Дальше предстояло говорить мне, и нужно было, не нагнетая страсти, как просило руководство республики, дать понять истерзанным горем родственникам и соратникам погибшего, что мы – правление Союза казаков – видим проблему во всем трагедийном объеме и постараемся, насколько хватит наших сил и возможностей, помочь им. Я не обдумывал речи заранее. Ориентировался по обстановке. И только у Господа мысленно просил нужных слов…

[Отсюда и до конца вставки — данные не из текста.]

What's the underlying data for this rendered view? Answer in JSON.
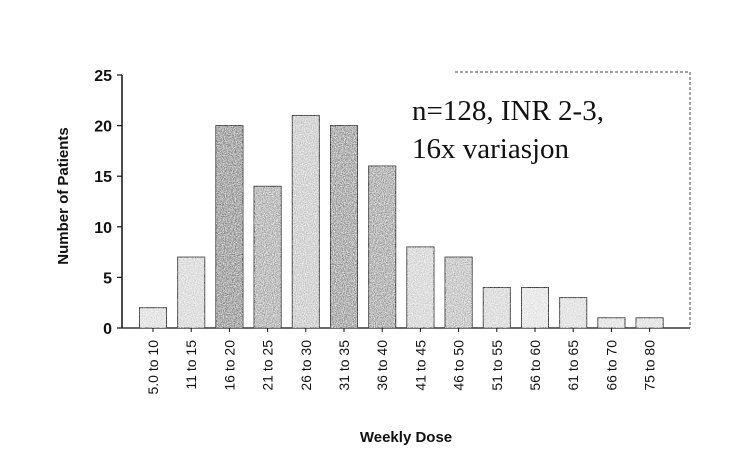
{
  "chart_data": {
    "type": "bar",
    "xlabel": "Weekly Dose",
    "ylabel": "Number of Patients",
    "ylim": [
      0,
      25
    ],
    "yticks": [
      "0",
      "5",
      "10",
      "15",
      "20",
      "25"
    ],
    "categories": [
      "5.0 to 10",
      "11 to 15",
      "16 to 20",
      "21 to 25",
      "26 to 30",
      "31 to 35",
      "36 to 40",
      "41 to 45",
      "46 to 50",
      "51 to 55",
      "56 to 60",
      "61 to 65",
      "66 to 70",
      "75 to 80"
    ],
    "values": [
      2,
      7,
      20,
      14,
      21,
      20,
      16,
      8,
      7,
      4,
      4,
      3,
      1,
      1
    ],
    "shades": [
      "#d2d2d2",
      "#c8c8c8",
      "#6e6e6e",
      "#909090",
      "#b6b6b6",
      "#7a7a7a",
      "#858585",
      "#c4c4c4",
      "#a8a8a8",
      "#c8c8c8",
      "#dadada",
      "#d2d2d2",
      "#d6d6d6",
      "#d4d4d4"
    ],
    "annotation": [
      "n=128, INR 2-3,",
      "16x variasjon"
    ],
    "grid": false
  }
}
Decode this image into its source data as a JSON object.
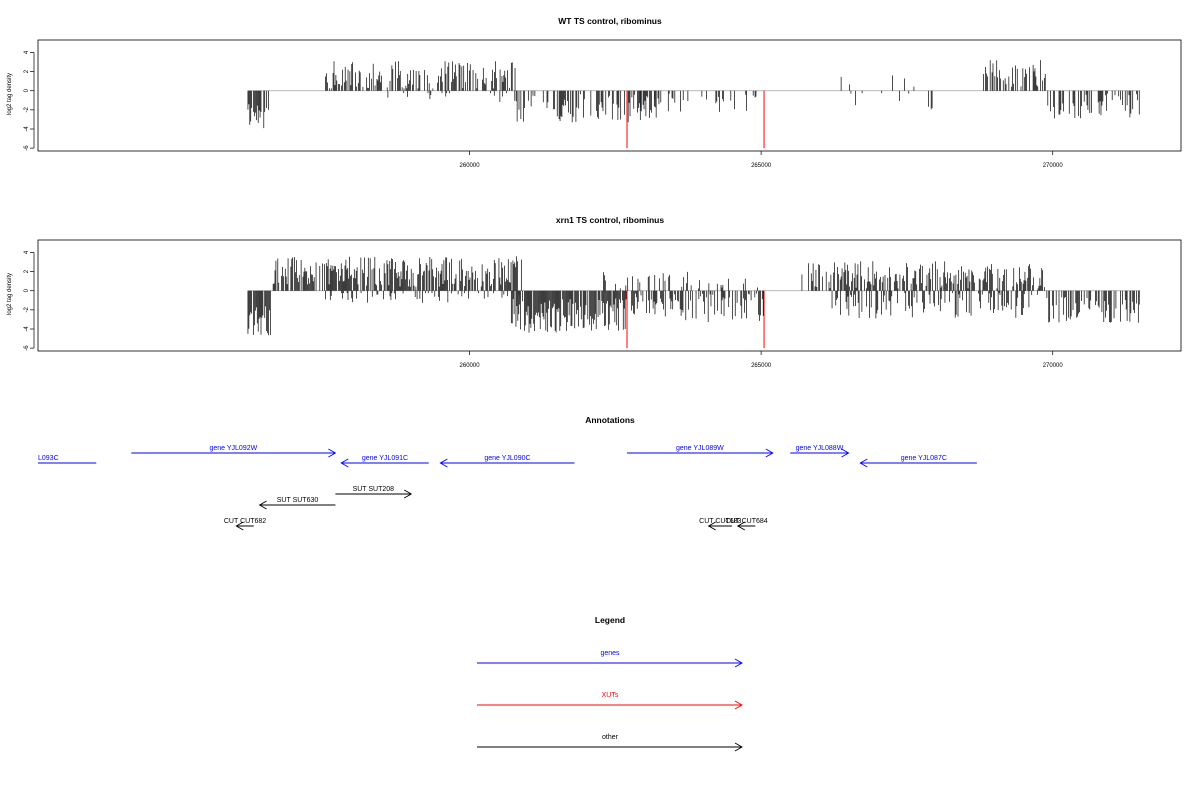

– Дорогие, братья и сестры! – исторгло перехваченное спазмом горло. – Сегодня на Сунженской земле, облагороженной и возделанной трудом многих поколений ваших предков, непоправимое горе – бандитской рукой убит один из лучших сыновей и защитников Сунжи…
«Господи, как беден язык, как не хватает простых, неформальных слов, чтобы выразить все скопившиеся в душе чувства. Утешить, поддержать, обнадежить людей».
– Александра Ильича Подколзина знали и уважали не только в Чечено-Ингушетии. На Дону, Кубани, Ставрополье, Тереке, в Москве – везде, куда приводили его проблемы и беды родной земли. Он не боялся стучаться в сановные двери, не боялся угроз бандитского отребья. Боялся только одного, что не будут услышаны и восприняты ваши просьбы и чаяния… И даже фактом своей гибели продолжает взывать об этом… Тебя услышали, дорогой Александр Ильич. Сегодня по всем храмам на казачьих землях и в Москве проходят панихиды по тебе. На днях соберется на экстренное заседание совместно с представителями законодательной и исполнительной власти страны Большой совет атаманов Союза казаков. Мы будем обсуждать проблемы, поднятые тобой, и принимать меры к их решению.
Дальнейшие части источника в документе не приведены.